Online Passes: Why They Are a Good Thing and Why They Are Here to Stay

Online Passes: Why They Are a Good Thing and Why They Are Here to Stay

Every time a publisher announces that a new game is going to have an online pass, or any kind of content locked behind a one-time code made to encourage sales of new copies (or to discourage sales of pre-owned copies, depending on the point of view), the whole internet explodes in a festival of wailing and hair pulling.

Of course the most sensationalist among our friendly neighborhood journalists will join the mourning, or better, they will encourage it, fueling the fire and pushing all their media weight into increasing the drama as much as possible, because, as you very well know, controversy generates traffic, and traffic generates revenue.

While the usual gamer isn’t required to know the real reasons why online passes exist, and a displeased reaction to something seen as an additional cost is natural, a sizable percentage of  journalists know those reasons very well, especially the most experienced ones, but some still try quite hard to paint developers and publishers in the worst light possible, in order to keep the cash flow generated by controversy and drama running. 


The fact is that, not only are online passes not as bad as some would like you to think, but they are actually a beneficial implementation.
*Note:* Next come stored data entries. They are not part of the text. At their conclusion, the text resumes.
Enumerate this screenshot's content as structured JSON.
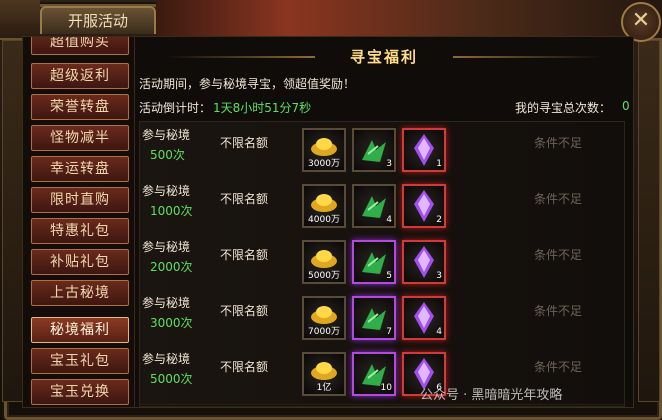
{
  "window": {
    "title": "开服活动",
    "close_icon": "close-icon"
  },
  "sidebar": {
    "items": [
      {
        "label": "超值购买",
        "active": false
      },
      {
        "label": "超级返利",
        "active": false
      },
      {
        "label": "荣誉转盘",
        "active": false
      },
      {
        "label": "怪物减半",
        "active": false
      },
      {
        "label": "幸运转盘",
        "active": false
      },
      {
        "label": "限时直购",
        "active": false
      },
      {
        "label": "特惠礼包",
        "active": false
      },
      {
        "label": "补贴礼包",
        "active": false
      },
      {
        "label": "上古秘境",
        "active": false
      },
      {
        "label": "秘境福利",
        "active": true
      },
      {
        "label": "宝玉礼包",
        "active": false
      },
      {
        "label": "宝玉兑换",
        "active": false
      }
    ]
  },
  "main": {
    "title": "寻宝福利",
    "description": "活动期间，参与秘境寻宝，领超值奖励！",
    "countdown_label": "活动倒计时：",
    "countdown_value": "1天8小时51分7秒",
    "total_label": "我的寻宝总次数：",
    "total_value": "0",
    "rows": [
      {
        "req_label": "参与秘境",
        "req_count": "500次",
        "limit": "不限名额",
        "rewards": [
          {
            "icon": "gold-ingot-icon",
            "qty": "3000万"
          },
          {
            "icon": "jade-herb-icon",
            "qty": "3"
          },
          {
            "icon": "purple-crystal-icon",
            "qty": "1"
          }
        ],
        "status": "条件不足"
      },
      {
        "req_label": "参与秘境",
        "req_count": "1000次",
        "limit": "不限名额",
        "rewards": [
          {
            "icon": "gold-ingot-icon",
            "qty": "4000万"
          },
          {
            "icon": "jade-herb-icon",
            "qty": "4"
          },
          {
            "icon": "purple-crystal-icon",
            "qty": "2"
          }
        ],
        "status": "条件不足"
      },
      {
        "req_label": "参与秘境",
        "req_count": "2000次",
        "limit": "不限名额",
        "rewards": [
          {
            "icon": "gold-ingot-icon",
            "qty": "5000万"
          },
          {
            "icon": "jade-herb-icon",
            "qty": "5"
          },
          {
            "icon": "purple-crystal-icon",
            "qty": "3"
          }
        ],
        "status": "条件不足"
      },
      {
        "req_label": "参与秘境",
        "req_count": "3000次",
        "limit": "不限名额",
        "rewards": [
          {
            "icon": "gold-ingot-icon",
            "qty": "7000万"
          },
          {
            "icon": "jade-herb-icon",
            "qty": "7"
          },
          {
            "icon": "purple-crystal-icon",
            "qty": "4"
          }
        ],
        "status": "条件不足"
      },
      {
        "req_label": "参与秘境",
        "req_count": "5000次",
        "limit": "不限名额",
        "rewards": [
          {
            "icon": "gold-ingot-icon",
            "qty": "1亿"
          },
          {
            "icon": "jade-herb-icon",
            "qty": "10"
          },
          {
            "icon": "purple-crystal-icon",
            "qty": "6"
          }
        ],
        "status": "条件不足"
      }
    ]
  },
  "watermark": "公众号 · 黑暗暗光年攻略",
  "colors": {
    "accent_green": "#5ee05e",
    "title_gold": "#ffdd88",
    "button_red": "#6a2a1c"
  }
}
Even more than that, they are a necessary countermeasure that is here to stay, no matter how much people protest and express their indignation about the preposterous attempt by businesses to generate revenue from a product they provide. Mind you, online passes will actually spread further one way or another, so we better get used to the idea.

Angry already? I wouldn’t be surprised, especially after the indoctrination campaign by that sector of the media that did every possible effort to paint developers and publishers as the “evil corporations” out to eat your soul. Because, you know, your soul is yummy.

But let’s give a look to some numbers, shall we?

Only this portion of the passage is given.